The underlying implications of this phenomenon are more worth paying attention to than the numbers themselves. USDC's 73% growth looks impressive, but don’t be fooled by the growth rate—its market cap is only 75.1 billion, while USDT remains at 186.6 billion, and that gap is real. Fast growth doesn’t mean lower risk; sometimes it’s just funds testing new tracks.
I’ve seen too many people chase "more promising" stablecoins, only to get cut. The key isn’t who’s growing faster, but where these stablecoins are actually used. USDT, although growing slowly, has overwhelming advantages in liquidity depth, scene applications, and trading pairs. As Multicoin said, success in fintech depends on providing extreme services to specific groups, not on a coin trying to serve everyone.
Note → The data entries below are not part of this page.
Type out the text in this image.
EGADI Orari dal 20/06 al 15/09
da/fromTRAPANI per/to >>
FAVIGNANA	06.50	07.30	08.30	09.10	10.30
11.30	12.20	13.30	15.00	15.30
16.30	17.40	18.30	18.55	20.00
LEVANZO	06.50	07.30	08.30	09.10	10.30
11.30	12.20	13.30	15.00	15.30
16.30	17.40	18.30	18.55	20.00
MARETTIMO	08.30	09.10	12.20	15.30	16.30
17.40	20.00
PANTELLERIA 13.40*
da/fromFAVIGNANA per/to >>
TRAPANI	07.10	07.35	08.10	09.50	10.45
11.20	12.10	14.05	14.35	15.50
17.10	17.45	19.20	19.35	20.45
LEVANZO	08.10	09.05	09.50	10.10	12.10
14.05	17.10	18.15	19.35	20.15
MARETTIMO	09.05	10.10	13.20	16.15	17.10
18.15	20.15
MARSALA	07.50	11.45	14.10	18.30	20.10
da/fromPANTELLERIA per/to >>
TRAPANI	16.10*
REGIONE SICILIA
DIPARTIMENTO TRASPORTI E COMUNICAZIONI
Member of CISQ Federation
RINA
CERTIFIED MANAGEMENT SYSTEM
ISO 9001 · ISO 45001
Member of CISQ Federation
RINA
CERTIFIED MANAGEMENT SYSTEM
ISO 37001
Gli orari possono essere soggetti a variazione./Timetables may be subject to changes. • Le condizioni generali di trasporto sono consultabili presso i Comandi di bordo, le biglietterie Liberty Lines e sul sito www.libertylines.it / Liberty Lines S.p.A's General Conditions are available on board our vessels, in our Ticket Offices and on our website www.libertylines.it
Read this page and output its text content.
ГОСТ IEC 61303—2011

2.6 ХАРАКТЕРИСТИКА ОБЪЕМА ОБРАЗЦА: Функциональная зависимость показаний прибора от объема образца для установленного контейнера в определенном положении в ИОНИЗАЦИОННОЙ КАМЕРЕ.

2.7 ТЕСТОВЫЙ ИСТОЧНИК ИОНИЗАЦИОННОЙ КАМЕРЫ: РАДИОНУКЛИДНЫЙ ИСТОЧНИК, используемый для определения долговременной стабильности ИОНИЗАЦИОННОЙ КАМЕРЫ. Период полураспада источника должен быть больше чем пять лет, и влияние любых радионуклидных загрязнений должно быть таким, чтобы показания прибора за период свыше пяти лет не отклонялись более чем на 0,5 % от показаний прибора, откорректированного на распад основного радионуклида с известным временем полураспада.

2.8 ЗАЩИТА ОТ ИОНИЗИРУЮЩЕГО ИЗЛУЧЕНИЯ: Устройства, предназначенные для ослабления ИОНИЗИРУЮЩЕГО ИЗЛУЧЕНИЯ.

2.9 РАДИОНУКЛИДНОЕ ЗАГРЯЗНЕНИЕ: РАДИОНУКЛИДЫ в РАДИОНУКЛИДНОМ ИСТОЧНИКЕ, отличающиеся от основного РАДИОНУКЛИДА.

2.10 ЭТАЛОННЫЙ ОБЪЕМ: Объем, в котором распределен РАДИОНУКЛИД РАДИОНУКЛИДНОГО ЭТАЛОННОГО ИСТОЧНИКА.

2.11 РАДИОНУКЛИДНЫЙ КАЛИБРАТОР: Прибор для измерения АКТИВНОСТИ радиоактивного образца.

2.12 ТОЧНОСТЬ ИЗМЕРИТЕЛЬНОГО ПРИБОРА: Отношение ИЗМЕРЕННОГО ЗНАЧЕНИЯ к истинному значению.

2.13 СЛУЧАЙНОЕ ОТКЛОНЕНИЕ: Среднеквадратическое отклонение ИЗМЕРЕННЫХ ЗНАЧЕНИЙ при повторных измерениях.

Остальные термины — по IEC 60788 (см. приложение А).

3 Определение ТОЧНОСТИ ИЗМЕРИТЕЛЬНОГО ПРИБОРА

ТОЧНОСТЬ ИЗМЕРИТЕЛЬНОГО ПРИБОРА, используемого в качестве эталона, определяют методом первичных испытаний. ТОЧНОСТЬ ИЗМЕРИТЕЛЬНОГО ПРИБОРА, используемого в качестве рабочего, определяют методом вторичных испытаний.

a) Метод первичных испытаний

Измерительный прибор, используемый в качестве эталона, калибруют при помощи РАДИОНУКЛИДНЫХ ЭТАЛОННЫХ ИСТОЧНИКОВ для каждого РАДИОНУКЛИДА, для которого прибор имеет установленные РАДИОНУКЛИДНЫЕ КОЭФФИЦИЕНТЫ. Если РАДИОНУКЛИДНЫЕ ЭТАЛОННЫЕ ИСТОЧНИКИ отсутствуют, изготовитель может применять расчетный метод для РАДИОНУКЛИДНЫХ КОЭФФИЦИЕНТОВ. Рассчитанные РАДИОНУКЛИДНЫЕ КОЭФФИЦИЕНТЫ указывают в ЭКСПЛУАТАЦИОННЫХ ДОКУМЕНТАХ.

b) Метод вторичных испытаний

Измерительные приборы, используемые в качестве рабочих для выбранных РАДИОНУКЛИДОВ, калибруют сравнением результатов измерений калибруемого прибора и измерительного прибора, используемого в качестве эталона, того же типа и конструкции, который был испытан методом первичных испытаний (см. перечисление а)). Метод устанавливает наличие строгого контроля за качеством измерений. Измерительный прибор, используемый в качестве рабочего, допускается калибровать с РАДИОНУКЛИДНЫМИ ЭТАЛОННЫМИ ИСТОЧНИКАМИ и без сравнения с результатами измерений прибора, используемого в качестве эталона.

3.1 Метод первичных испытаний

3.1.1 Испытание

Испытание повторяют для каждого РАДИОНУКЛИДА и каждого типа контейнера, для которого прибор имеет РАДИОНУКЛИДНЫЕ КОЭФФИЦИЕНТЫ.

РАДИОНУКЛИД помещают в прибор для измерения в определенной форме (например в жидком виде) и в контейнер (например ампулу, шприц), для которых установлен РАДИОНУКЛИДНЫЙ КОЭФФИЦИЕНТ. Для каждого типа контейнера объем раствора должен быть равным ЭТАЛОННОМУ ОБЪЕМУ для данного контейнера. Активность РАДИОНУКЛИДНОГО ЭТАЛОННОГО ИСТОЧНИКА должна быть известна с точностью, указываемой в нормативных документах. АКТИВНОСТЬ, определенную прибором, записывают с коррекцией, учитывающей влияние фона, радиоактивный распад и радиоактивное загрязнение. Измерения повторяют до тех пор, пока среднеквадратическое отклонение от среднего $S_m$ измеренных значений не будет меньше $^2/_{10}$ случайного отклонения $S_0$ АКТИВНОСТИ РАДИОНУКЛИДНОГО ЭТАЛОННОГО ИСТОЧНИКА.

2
The current policy environment has indeed become more friendly toward digital assets, giving stablecoins an expansion opportunity. But this is also the easiest time to fall into a trap—capital inflows mean the space for "cutting leeks" is opening up. Don’t be brainwashed by the rhetoric of "emerging, fast-growing, with great future potential." The core logic of stablecoins is simple: they are on-chain substitutes for fiat currency, and liquidity, security, and ecosystem depth determine their survival. Choosing stablecoins is like choosing a bank—you want stability, not betting on growth rate.
Longevity is more valuable than rapid growth.